Kivo was built for exactly this purpose. Unlike generic PM tools or rigid enterprise platforms, Kivo provides structured yet flexible project tracking tied directly to your DMS and RIM system. Teams can define their submission plan, assign responsibilities, monitor content status in real time, and generate submission-ready outputs within a system that’s Part 11 compliant and purpose-built for regulatory use.

Kivo empowers regulatory and clinical project managers by bringing together content, timelines, and team accountability into one unified platform. Instead of juggling spreadsheets, shared drives, and disconnected PM tools, project managers can oversee submission progress directly within the system that houses the actual documents.
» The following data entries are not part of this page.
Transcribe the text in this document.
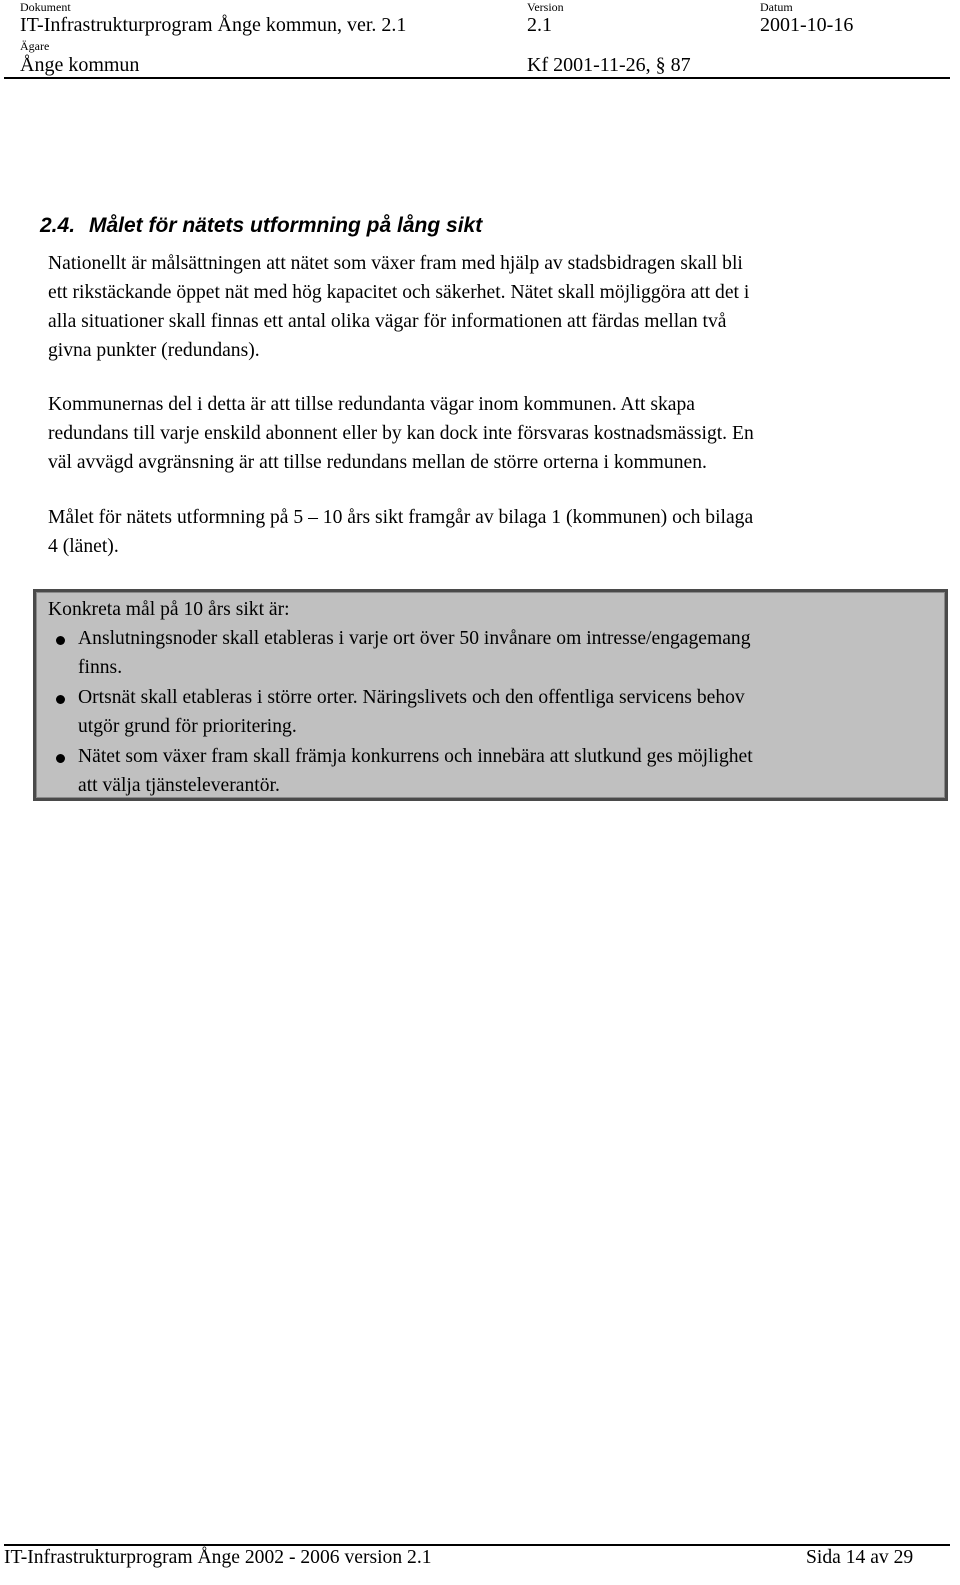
Dokument
IT-Infrastrukturprogram Ånge kommun, ver. 2.1
Version
2.1
Datum
2001-10-16
Ägare
Ånge kommun	Kf 2001-11-26, § 87
2.4. Målet för nätets utformning på lång sikt
Nationellt är målsättningen att nätet som växer fram med hjälp av stadsbidragen skall bli
ett rikstäckande öppet nät med hög kapacitet och säkerhet. Nätet skall möjliggöra att det i
alla situationer skall finnas ett antal olika vägar för informationen att färdas mellan två
givna punkter (redundans).
Kommunernas del i detta är att tillse redundanta vägar inom kommunen. Att skapa
redundans till varje enskild abonnent eller by kan dock inte försvaras kostnadsmässigt. En
väl avvägd avgränsning är att tillse redundans mellan de större orterna i kommunen.
Målet för nätets utformning på 5 – 10 års sikt framgår av bilaga 1 (kommunen) och bilaga
4 (länet).
Konkreta mål på 10 års sikt är:
Anslutningsnoder skall etableras i varje ort över 50 invånare om intresse/engagemang
finns.
Ortsnät skall etableras i större orter. Näringslivets och den offentliga servicens behov
utgör grund för prioritering.
Nätet som växer fram skall främja konkurrens och innebära att slutkund ges möjlighet
att välja tjänsteleverantör.
IT-Infrastrukturprogram Ånge 2002 - 2006 version 2.1	Sida 14 av 29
With Kanban views, Gantt-style timelines, and task templates purpose-built for life sciences workflows, Kivo makes it easy to assign responsibilities, track progress, and keep cross-functional teams aligned.

Beyond tracking tasks, Kivo provides real-time visibility into the true status of each document, not just whether someone marked it “in progress.” Because Kivo integrates task management with document lifecycle workflows, project managers always know which content is still in drafting, what’s awaiting review or approval, and whether submission modules are on track. With built-in reporting, version control, and compliance features like Part 11-ready e-signatures, Kivo helps project managers deliver complex submissions on time and in full compliance, without chasing updates or risking versioning errors.

Yes, Kivo is designed to handle large-scale, complex regulatory submissions with a fully integrated approach to regulatory project management. Whether you're managing an IND, NDA, BLA, MAA, or multiple global submissions in parallel, Kivo combines submission planning, content tracking, and document management in a single, validated system. Project managers can define submission timelines, assign owners, and track readiness across all modules and markets.

With built-in templates for different submission types, role-based access controls, and real-time reporting, Kivo helps teams collaborate efficiently and stay audit-ready. You can monitor document status, manage cross-functional workflows, and generate export-ready packages without switching between disconnected tools. By embedding regulatory project management directly into the submission process, Kivo gives teams the control, visibility, and scalability needed to deliver complex submissions on time and in full compliance.

Kivo maintains compliance throughout the regulatory project lifecycle by embedding control, traceability, and auditability into every step of the process. Every action, from document creation and editing to review, approval, and export, is logged in a complete audit trail that meets 21 CFR Part 11 and GxP requirements. Version control is automatic and enforced, so teams always work from the correct document without the risk of outdated or duplicated files. Every document is linked to its metadata and approval history, giving regulatory project managers full transparency into the status and history of each submission artifact.

In addition to document-level controls, Kivo also applies compliance rigor at the project level. Task assignments, due dates, approvals, and role-based access are all tracked and enforced within the system, ensuring that every stakeholder sees and interacts only with the content relevant to their role. This helps reduce risk, improve inspection readiness, and streamline internal and external audits. To learn more about Kivo’s validation approach, security protocols, and compliance posture, you can visit our Trust Center.

Kivo’s regulatory project management tools are purpose-built for the unique needs of life sciences teams, not retrofitted from generic project management platforms. We tie project milestones, tasks, correspondence, and submission content directly to your underlying regulatory documents within a single, validated system. That means project managers aren’t just tracking progress in abstract terms; they’re monitoring real-time status tied to the actual work being done, with full visibility into which documents are approved, pending, or at risk.

Unlike most tools that require separate systems for project planning, content management, and compliance tracking, Kivo brings it all together in one seamless workflow. You can manage submission timelines, assign responsibilities, track agency communications, and generate up-to-date reports without ever leaving the platform. Because Kivo was designed specifically for regulatory professionals in pharma, biotech, and med device companies, it supports your existing processes while providing the structure and traceability required for GxP compliance and audit readiness. It’s more like a regulatory command center than a simple project management tool.